Removed SIMD since it might cause different results on different systems. Still no fix though:
5c5
< 1 │ haberman DecisionTreeClassifier (;) auc 0.53 0.06 10
---
> 1 │ haberman DecisionTreeClassifier (;) auc 0.54 0.06 10
38,39c38,39
< 34 │ iris StableRulesClassifier (max_depth = 2, max_rules = 30) accuracy 0.80 0.10 10
< 35 │ iris StableRulesClassifier (max_depth = 2, max_rules = 10) accuracy 0.77 0.07 10
---
> 34 │ iris StableRulesClassifier (max_depth = 2, max_rules = 30) accuracy 0.76 0.13 10
> 35 │ iris StableRulesClassifier (max_depth = 2, max_rules = 10) accuracy 0.67 0.07 10
46c46
< 42 │ boston StableRulesRegressor (max_depth = 2, max_rules = 10) R² 0.62 0.09 10
---
> 42 │ boston StableRulesRegressor (max_depth = 2, max_rules = 10) R² 0.61 0.09 10
It could even be that SIMD makes things more deterministic because SIMD behavior is at least guaranteed across systems.

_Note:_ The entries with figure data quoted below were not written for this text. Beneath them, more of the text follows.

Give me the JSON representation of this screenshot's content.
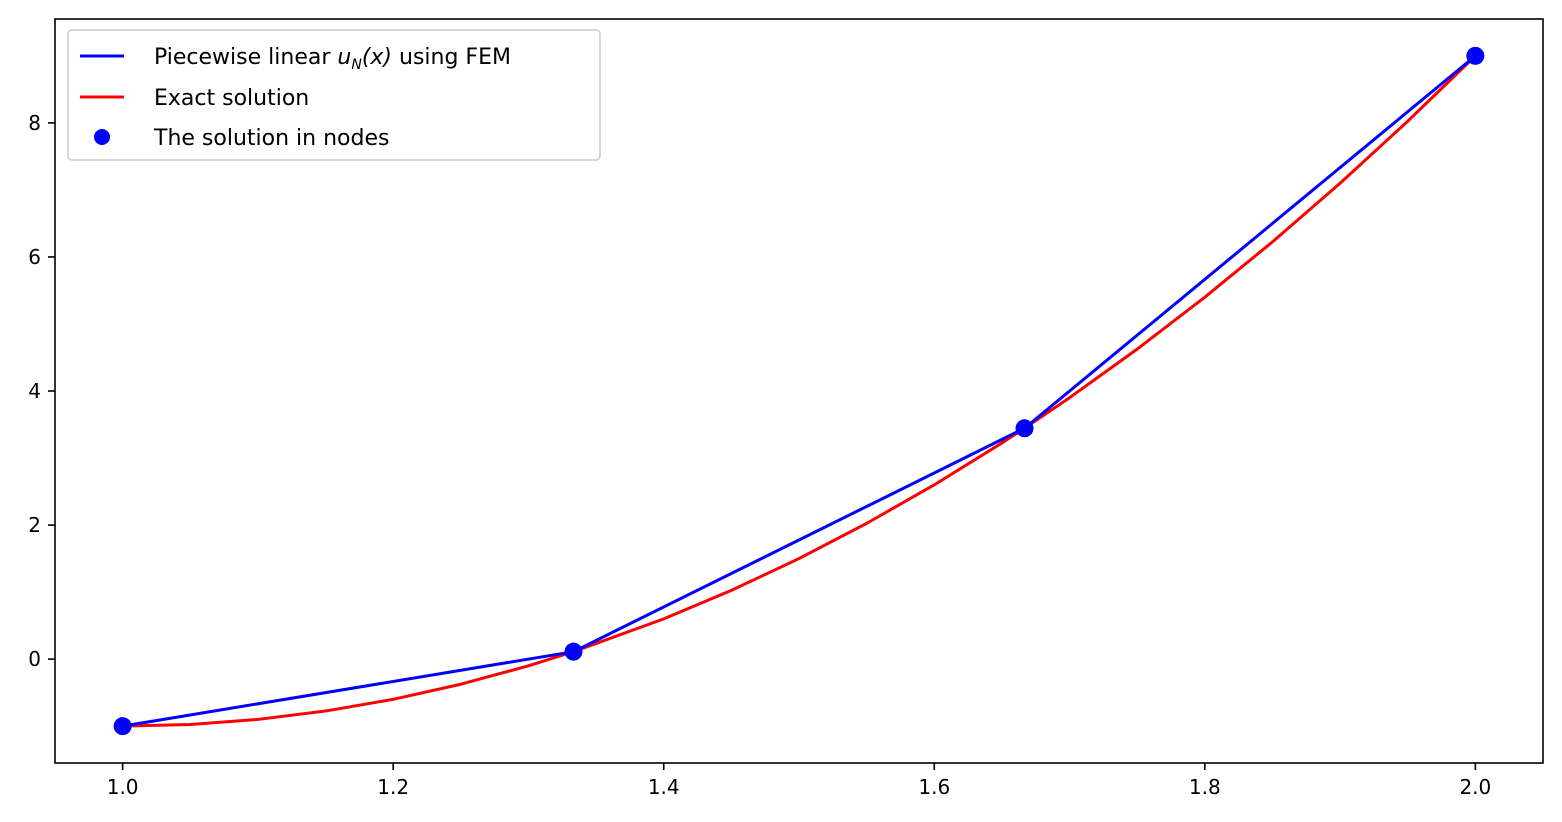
{
  "chart_data": {
    "type": "line",
    "title": "",
    "xlabel": "",
    "ylabel": "",
    "xlim": [
      0.95,
      2.05
    ],
    "ylim": [
      -1.55,
      9.55
    ],
    "xticks": [
      "1.0",
      "1.2",
      "1.4",
      "1.6",
      "1.8",
      "2.0"
    ],
    "yticks": [
      "0",
      "2",
      "4",
      "6",
      "8"
    ],
    "grid": false,
    "legend_position": "upper-left",
    "series": [
      {
        "name": "Piecewise linear u_N(x) using FEM",
        "legend_prefix": "Piecewise linear ",
        "legend_math_base": "u",
        "legend_math_sub": "N",
        "legend_math_arg": "(x)",
        "legend_suffix": " using FEM",
        "kind": "line",
        "color": "#0000ff",
        "x": [
          1.0,
          1.3333,
          1.6667,
          2.0
        ],
        "y": [
          -1.0,
          0.111,
          3.444,
          9.0
        ]
      },
      {
        "name": "Exact solution",
        "kind": "line",
        "color": "#ff0000",
        "x": [
          1.0,
          1.05,
          1.1,
          1.15,
          1.2,
          1.25,
          1.3,
          1.3333,
          1.4,
          1.45,
          1.5,
          1.55,
          1.6,
          1.65,
          1.6667,
          1.7,
          1.75,
          1.8,
          1.85,
          1.9,
          1.95,
          2.0
        ],
        "y": [
          -1.0,
          -0.975,
          -0.9,
          -0.775,
          -0.6,
          -0.375,
          -0.1,
          0.111,
          0.6,
          1.025,
          1.5,
          2.025,
          2.6,
          3.225,
          3.444,
          3.9,
          4.625,
          5.4,
          6.225,
          7.1,
          8.025,
          9.0
        ]
      },
      {
        "name": "The solution in nodes",
        "kind": "marker",
        "color": "#0000ff",
        "x": [
          1.0,
          1.3333,
          1.6667,
          2.0
        ],
        "y": [
          -1.0,
          0.111,
          3.444,
          9.0
        ]
      }
    ]
  }
}
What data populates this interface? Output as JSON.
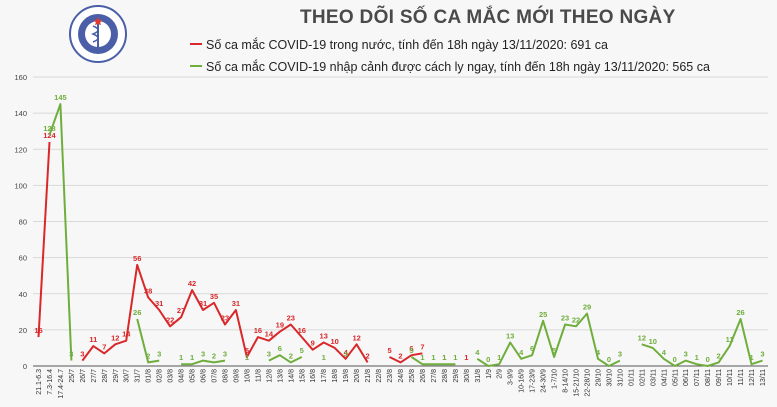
{
  "header": {
    "title": "THEO DÕI SỐ CA MẮC MỚI THEO NGÀY",
    "logo_text": "BỘ Y TẾ"
  },
  "colors": {
    "domestic": "#d8282a",
    "imported": "#6fae3d",
    "axis": "#555555",
    "grid": "#d9d9d9"
  },
  "chart_data": {
    "type": "line",
    "ylim": [
      0,
      160
    ],
    "yticks": [
      0,
      20,
      40,
      60,
      80,
      100,
      120,
      140,
      160
    ],
    "categories": [
      "21.1-6.3",
      "7.3-16.4",
      "17.4-24.7",
      "25/7",
      "26/7",
      "27/7",
      "28/7",
      "29/7",
      "30/7",
      "31/7",
      "01/8",
      "02/8",
      "03/8",
      "04/8",
      "05/8",
      "06/8",
      "07/8",
      "08/8",
      "09/8",
      "10/8",
      "11/8",
      "12/8",
      "13/8",
      "14/8",
      "15/8",
      "16/8",
      "17/8",
      "18/8",
      "19/8",
      "20/8",
      "21/8",
      "22/8",
      "23/8",
      "24/8",
      "25/8",
      "26/8",
      "27/8",
      "28/8",
      "29/8",
      "30/8",
      "31/8",
      "1/9",
      "2/9",
      "3-9/9",
      "10-16/9",
      "17-23/9",
      "24-30/9",
      "1-7/10",
      "8-14/10",
      "15-21/10",
      "22-28/10",
      "29/10",
      "30/10",
      "31/10",
      "01/11",
      "02/11",
      "03/11",
      "04/11",
      "05/11",
      "06/11",
      "07/11",
      "08/11",
      "09/11",
      "10/11",
      "11/11",
      "12/11",
      "13/11"
    ],
    "series": [
      {
        "name": "Số ca mắc COVID-19 trong nước, tính đến 18h ngày 13/11/2020: 691 ca",
        "color": "#d8282a",
        "values": [
          16,
          124,
          null,
          null,
          3,
          11,
          7,
          12,
          14,
          56,
          38,
          31,
          22,
          27,
          42,
          31,
          35,
          23,
          31,
          5,
          16,
          14,
          19,
          23,
          16,
          9,
          13,
          10,
          4,
          12,
          2,
          null,
          5,
          2,
          6,
          7,
          null,
          1,
          null,
          1,
          null,
          null,
          null,
          null,
          null,
          null,
          null,
          null,
          null,
          null,
          null,
          null,
          null,
          null,
          null,
          null,
          null,
          null,
          null,
          null,
          null,
          null,
          null,
          null,
          null,
          null,
          null
        ]
      },
      {
        "name": "Số ca mắc COVID-19 nhập cảnh được cách ly ngay, tính đến 18h ngày 13/11/2020: 565 ca",
        "color": "#6fae3d",
        "values": [
          null,
          128,
          145,
          3,
          null,
          null,
          null,
          null,
          null,
          26,
          2,
          3,
          null,
          1,
          1,
          3,
          2,
          3,
          null,
          1,
          null,
          3,
          6,
          2,
          5,
          null,
          1,
          null,
          3,
          null,
          null,
          null,
          null,
          null,
          5,
          1,
          1,
          1,
          1,
          null,
          4,
          0,
          1,
          13,
          4,
          6,
          25,
          5,
          23,
          22,
          29,
          4,
          0,
          3,
          null,
          12,
          10,
          4,
          0,
          3,
          1,
          0,
          2,
          11,
          26,
          1,
          3
        ]
      }
    ],
    "data_labels_show_zero": false
  }
}
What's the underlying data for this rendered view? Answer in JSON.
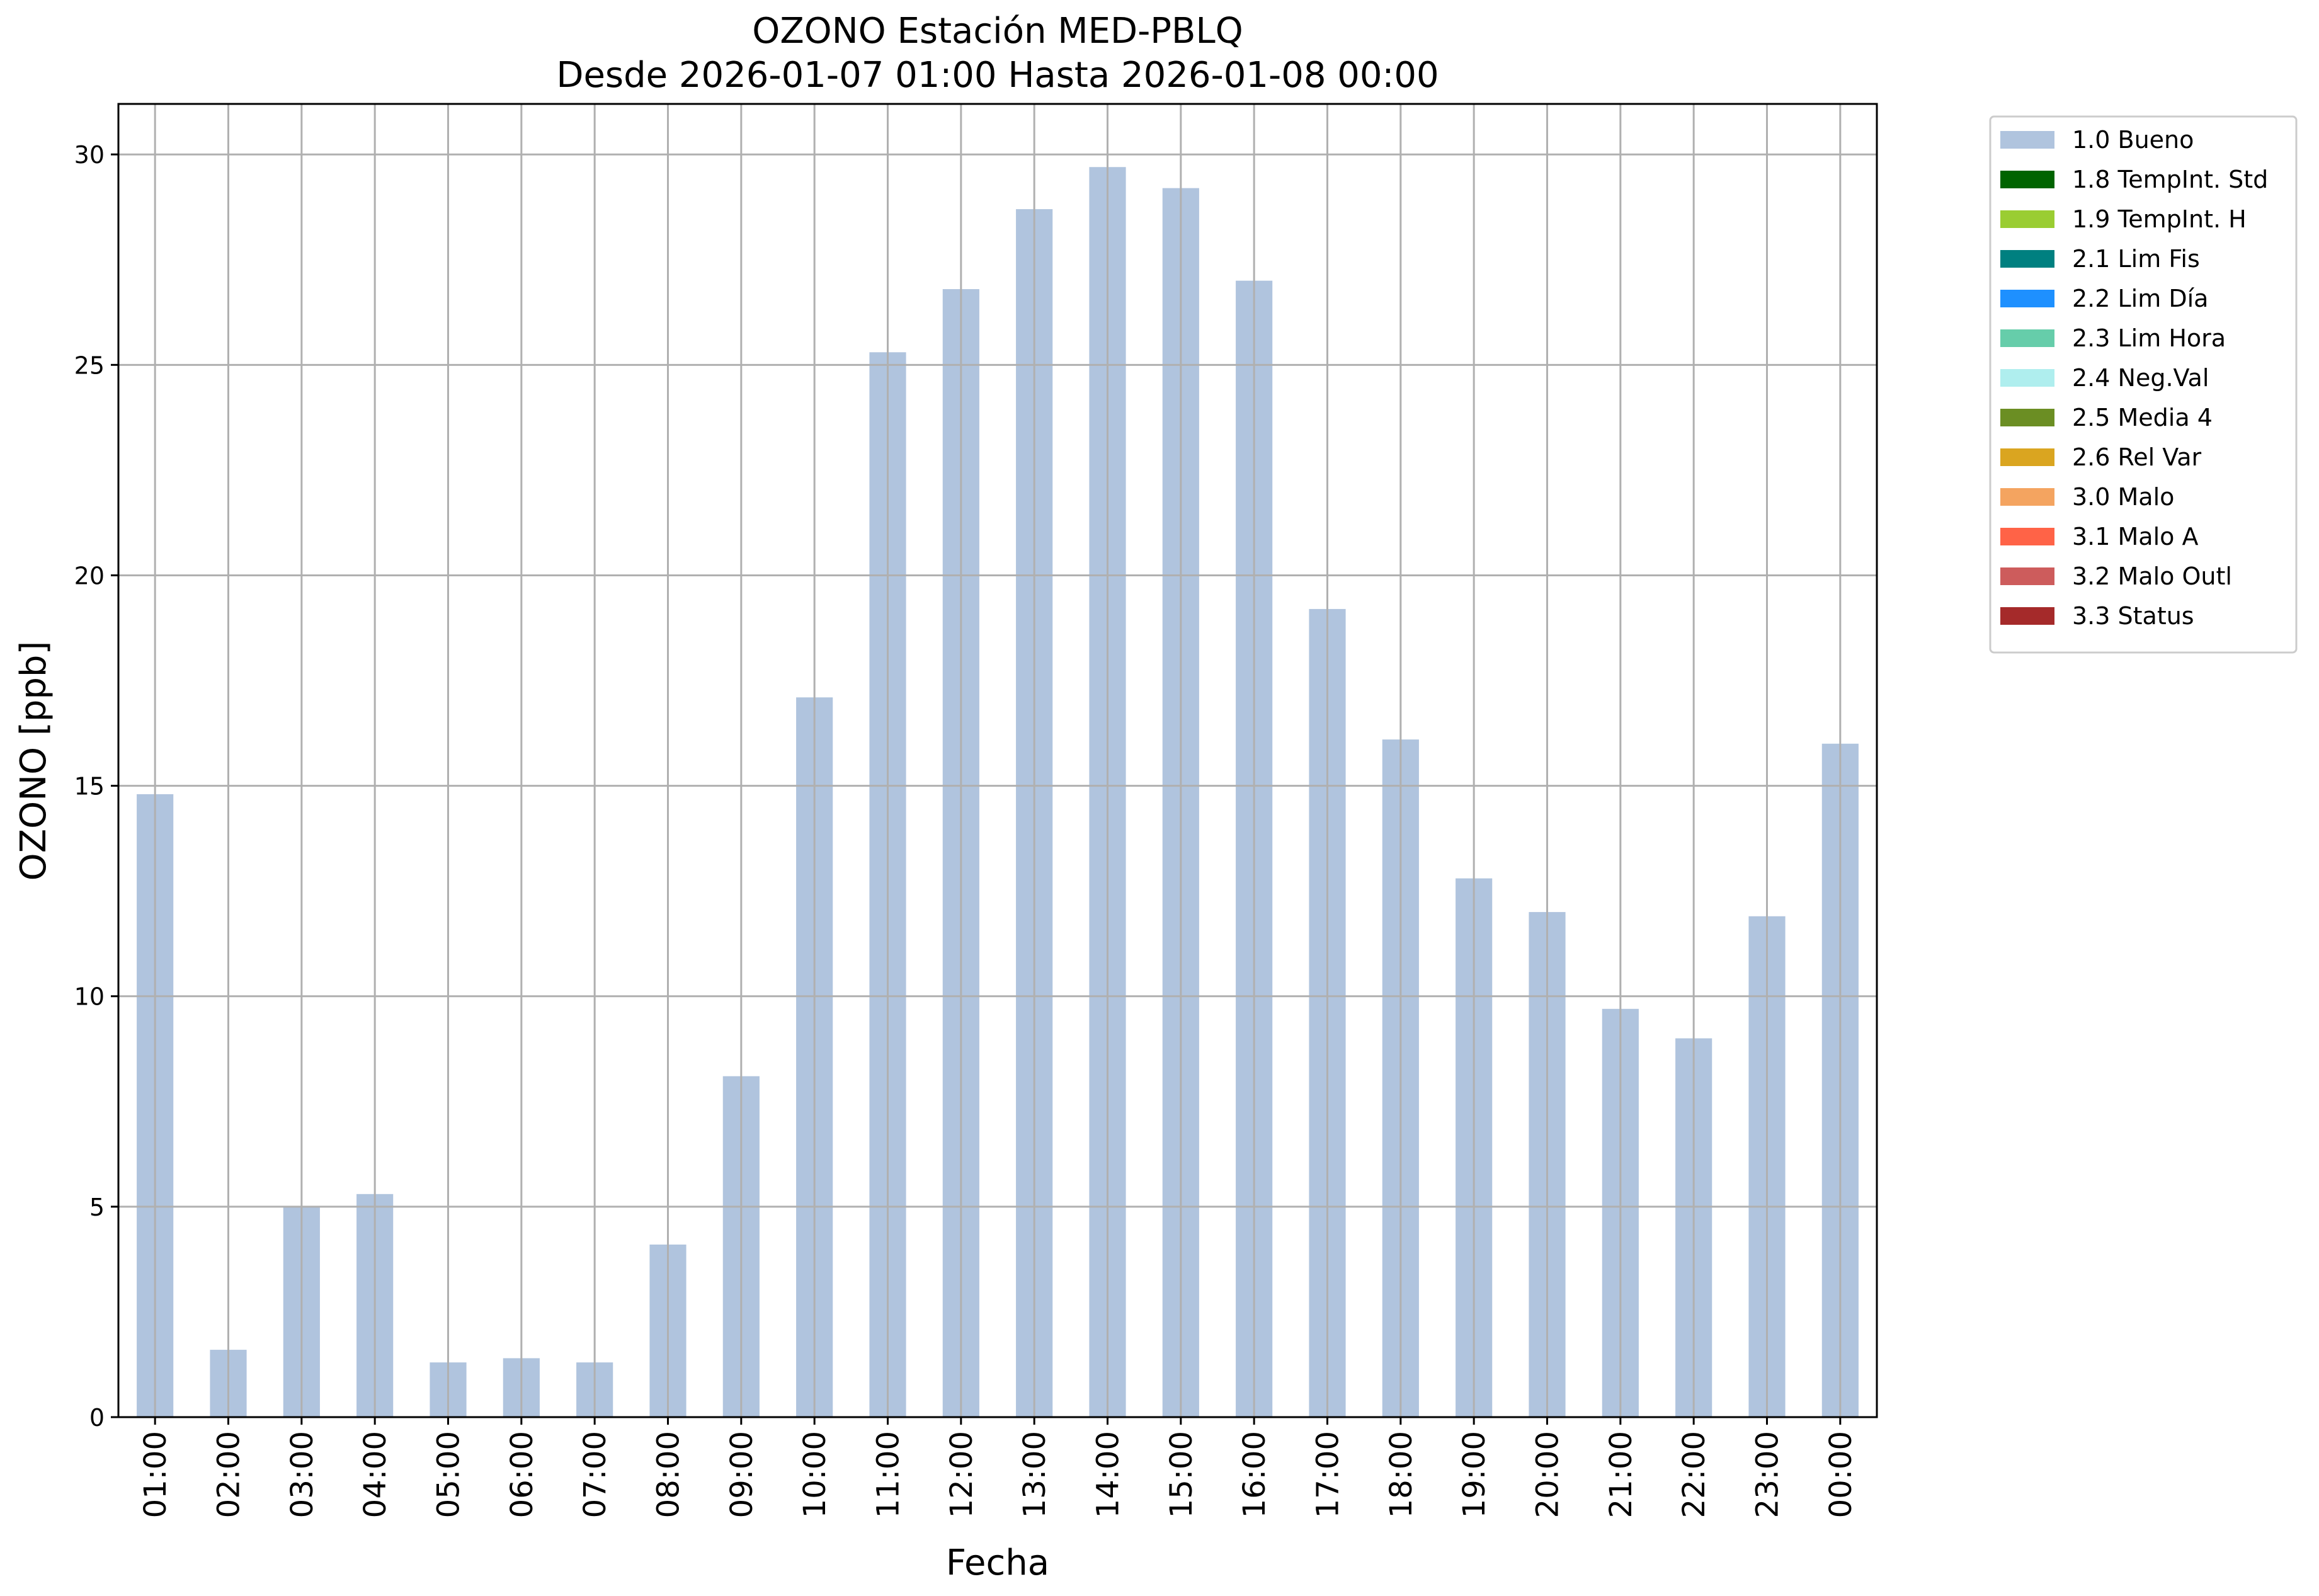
{
  "chart_data": {
    "type": "bar",
    "title": "OZONO Estación MED-PBLQ",
    "subtitle": "Desde 2026-01-07 01:00 Hasta 2026-01-08 00:00",
    "xlabel": "Fecha",
    "ylabel": "OZONO [ppb]",
    "ylim": [
      0,
      31.2
    ],
    "yticks": [
      0,
      5,
      10,
      15,
      20,
      25,
      30
    ],
    "grid": true,
    "legend_position": "outside-top-right",
    "categories": [
      "01:00",
      "02:00",
      "03:00",
      "04:00",
      "05:00",
      "06:00",
      "07:00",
      "08:00",
      "09:00",
      "10:00",
      "11:00",
      "12:00",
      "13:00",
      "14:00",
      "15:00",
      "16:00",
      "17:00",
      "18:00",
      "19:00",
      "20:00",
      "21:00",
      "22:00",
      "23:00",
      "00:00"
    ],
    "series": [
      {
        "name": "1.0 Bueno",
        "color": "#b0c4de",
        "values": [
          14.8,
          1.6,
          5.0,
          5.3,
          1.3,
          1.4,
          1.3,
          4.1,
          8.1,
          17.1,
          25.3,
          26.8,
          28.7,
          29.7,
          29.2,
          27.0,
          19.2,
          16.1,
          12.8,
          12.0,
          9.7,
          9.0,
          11.9,
          16.0
        ]
      }
    ],
    "legend": [
      {
        "label": "1.0 Bueno",
        "color": "#b0c4de"
      },
      {
        "label": "1.8 TempInt. Std",
        "color": "#006400"
      },
      {
        "label": "1.9 TempInt. H",
        "color": "#9acd32"
      },
      {
        "label": "2.1 Lim Fis",
        "color": "#008080"
      },
      {
        "label": "2.2 Lim Día",
        "color": "#1e90ff"
      },
      {
        "label": "2.3 Lim Hora",
        "color": "#66cdaa"
      },
      {
        "label": "2.4 Neg.Val",
        "color": "#afeeee"
      },
      {
        "label": "2.5 Media 4",
        "color": "#6b8e23"
      },
      {
        "label": "2.6 Rel Var",
        "color": "#daa520"
      },
      {
        "label": "3.0 Malo",
        "color": "#f4a460"
      },
      {
        "label": "3.1 Malo A",
        "color": "#ff6347"
      },
      {
        "label": "3.2 Malo Outl",
        "color": "#cd5c5c"
      },
      {
        "label": "3.3 Status",
        "color": "#a52a2a"
      }
    ]
  }
}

I'm just gonna put some obvious performance issues back and merge this afterwards.
In an attempt to solve https://github.com/rikhuijzer/SIRUS.jl/issues/48, I've set more RNGs in https://github.com/rikhuijzer/SIRUS.jl/commit/81533786b01c7f6b0cb562c3dda32b9e2156f767. However, after doing two CI runs, the difference in outcomes are as follows:
Even worse, these results are again different when running locally. Locally, doing multiple runs always produces the same result, so it looks like different systems can give different results.